Il lui a fallu du temps. Heureusement Sean Baker, déterminé comme ses personnages, est un brillant scénariste. L’humour lui sert de soupape pour ne pas sombrer dans le misérabilisme, la pitié et le pathos. Parfois, il dérape un peu trop, entre hystérie et maladresse. Mais le rire reste sa meilleure arme. Dans Prince of Broadway, il suit un jeune noir sans papiers qui vend des contrefaçons sur les trottoirs new yorkais, et qui voit sa vie basculer quand une ex lui refourgue un bébé dans les bras. De quoi en faire un beau mélo. Mais, il s’en échappe avec grâce. On retrouve dans de nombreuses scènes de ses différents films ce burlesque hérité de Chaplin, Keaton et Lloyd, mais aussi cette ironie (parfois grinçante) issue du cinéma de Billy Wilder.
Take Out et Prince of Broadway se font écho, tant dans la forme (presque radicale, inspirée du Dogme danois) que dans le fond (particulièrement aujourd’hui avec les attaques contre les immigrés dans la campagne électorale américaine).

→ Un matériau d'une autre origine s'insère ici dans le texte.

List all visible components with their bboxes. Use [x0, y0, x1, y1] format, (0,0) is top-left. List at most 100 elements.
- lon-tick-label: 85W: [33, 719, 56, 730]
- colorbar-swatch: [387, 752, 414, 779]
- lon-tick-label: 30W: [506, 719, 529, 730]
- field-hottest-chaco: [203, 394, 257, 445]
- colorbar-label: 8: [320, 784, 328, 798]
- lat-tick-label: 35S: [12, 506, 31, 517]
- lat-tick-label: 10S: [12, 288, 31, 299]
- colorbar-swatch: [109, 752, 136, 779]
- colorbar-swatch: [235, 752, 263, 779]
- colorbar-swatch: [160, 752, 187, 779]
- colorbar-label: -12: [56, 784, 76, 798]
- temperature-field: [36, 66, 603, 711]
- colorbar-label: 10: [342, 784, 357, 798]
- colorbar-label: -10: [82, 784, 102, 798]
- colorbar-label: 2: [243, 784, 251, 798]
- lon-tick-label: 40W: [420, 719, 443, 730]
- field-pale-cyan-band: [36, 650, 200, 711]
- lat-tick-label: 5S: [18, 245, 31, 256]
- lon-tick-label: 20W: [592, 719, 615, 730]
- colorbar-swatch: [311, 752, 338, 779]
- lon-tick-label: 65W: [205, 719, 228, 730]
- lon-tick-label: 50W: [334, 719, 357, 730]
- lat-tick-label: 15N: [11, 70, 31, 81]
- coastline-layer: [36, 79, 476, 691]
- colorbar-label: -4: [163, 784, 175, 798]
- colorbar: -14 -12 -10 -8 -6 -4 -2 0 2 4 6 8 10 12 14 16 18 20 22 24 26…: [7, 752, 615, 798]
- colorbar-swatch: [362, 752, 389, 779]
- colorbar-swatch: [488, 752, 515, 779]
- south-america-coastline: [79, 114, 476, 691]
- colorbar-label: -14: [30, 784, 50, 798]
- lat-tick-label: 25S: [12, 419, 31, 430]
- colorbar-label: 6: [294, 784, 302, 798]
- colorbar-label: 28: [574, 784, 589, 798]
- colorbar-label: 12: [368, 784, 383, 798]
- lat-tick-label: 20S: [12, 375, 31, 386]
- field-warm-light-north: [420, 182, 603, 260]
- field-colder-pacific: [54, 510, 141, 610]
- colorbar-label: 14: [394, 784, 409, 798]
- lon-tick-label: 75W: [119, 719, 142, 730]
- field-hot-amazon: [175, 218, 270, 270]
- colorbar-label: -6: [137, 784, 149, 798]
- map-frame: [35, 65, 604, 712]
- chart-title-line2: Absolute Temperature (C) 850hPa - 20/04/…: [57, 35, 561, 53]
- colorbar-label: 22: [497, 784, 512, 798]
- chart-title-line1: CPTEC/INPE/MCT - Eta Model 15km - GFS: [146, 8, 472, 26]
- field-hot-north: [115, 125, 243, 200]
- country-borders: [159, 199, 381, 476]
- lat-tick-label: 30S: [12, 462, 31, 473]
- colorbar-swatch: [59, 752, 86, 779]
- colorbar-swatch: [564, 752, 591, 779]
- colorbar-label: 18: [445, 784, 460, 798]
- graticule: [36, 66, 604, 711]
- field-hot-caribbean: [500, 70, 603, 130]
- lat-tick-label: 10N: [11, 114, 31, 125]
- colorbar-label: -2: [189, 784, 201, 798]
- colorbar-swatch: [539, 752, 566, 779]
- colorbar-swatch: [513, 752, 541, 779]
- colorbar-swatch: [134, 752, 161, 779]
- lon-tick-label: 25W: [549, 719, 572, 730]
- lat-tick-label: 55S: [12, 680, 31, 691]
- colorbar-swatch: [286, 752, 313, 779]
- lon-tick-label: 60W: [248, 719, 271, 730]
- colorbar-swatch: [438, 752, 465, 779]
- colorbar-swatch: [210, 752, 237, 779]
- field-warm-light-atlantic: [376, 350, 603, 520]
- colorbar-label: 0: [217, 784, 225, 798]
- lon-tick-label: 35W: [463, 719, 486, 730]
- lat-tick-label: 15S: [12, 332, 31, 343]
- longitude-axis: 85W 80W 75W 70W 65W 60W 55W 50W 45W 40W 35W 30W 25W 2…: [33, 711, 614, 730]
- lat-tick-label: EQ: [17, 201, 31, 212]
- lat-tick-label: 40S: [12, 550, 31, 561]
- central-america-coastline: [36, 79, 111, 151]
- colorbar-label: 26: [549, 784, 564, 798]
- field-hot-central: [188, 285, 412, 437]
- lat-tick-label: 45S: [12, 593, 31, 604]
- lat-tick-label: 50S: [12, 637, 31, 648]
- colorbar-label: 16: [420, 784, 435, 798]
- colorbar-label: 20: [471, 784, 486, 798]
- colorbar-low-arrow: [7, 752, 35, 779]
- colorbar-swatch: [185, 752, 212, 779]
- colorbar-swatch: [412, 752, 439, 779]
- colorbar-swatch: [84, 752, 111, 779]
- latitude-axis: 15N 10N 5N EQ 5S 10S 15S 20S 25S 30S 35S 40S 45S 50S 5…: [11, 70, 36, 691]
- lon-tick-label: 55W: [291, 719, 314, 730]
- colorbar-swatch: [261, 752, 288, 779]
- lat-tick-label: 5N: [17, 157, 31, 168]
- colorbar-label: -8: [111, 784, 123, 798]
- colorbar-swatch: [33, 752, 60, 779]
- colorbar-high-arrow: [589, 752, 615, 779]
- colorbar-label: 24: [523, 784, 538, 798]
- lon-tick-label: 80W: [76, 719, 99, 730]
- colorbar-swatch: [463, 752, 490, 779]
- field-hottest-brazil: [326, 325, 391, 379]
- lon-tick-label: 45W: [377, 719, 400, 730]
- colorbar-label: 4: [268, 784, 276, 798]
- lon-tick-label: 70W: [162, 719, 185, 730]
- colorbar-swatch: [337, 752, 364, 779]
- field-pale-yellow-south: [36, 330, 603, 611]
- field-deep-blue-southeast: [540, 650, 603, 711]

À défaut d’American Dream, Sean Baker filme ce qui nous relie. Qu’on soit riche ou pauvre, homme ou femme, noir ou blanc, chacun a le droit de rêver. Pas de quoi s’émanciper tant les inégalités sont frappantes. Mais au moins, qu’on soit pute ou clandestin, serveuse ou survivaliste dans un univers capitaliste (qu’il dénonce film après film), la vie vaut la peine d’être vécue si on garde espoir.
Chez Sean Baker, le déterminisme n’est jamais loin. Cependant, ses personnages se battent contre lui en permanence. Sous la pression de ce qu’attend la société de chacun, ils cherchent évidemment un moyen d’y répondre. Devant tant d’obstacles les empêchant d’être des citoyens « dans le rang » et d’avoir un mode de vie conformiste, ils finissent par se résigner après avoit tant résisté. Seul l’amour les sauve du naufrage.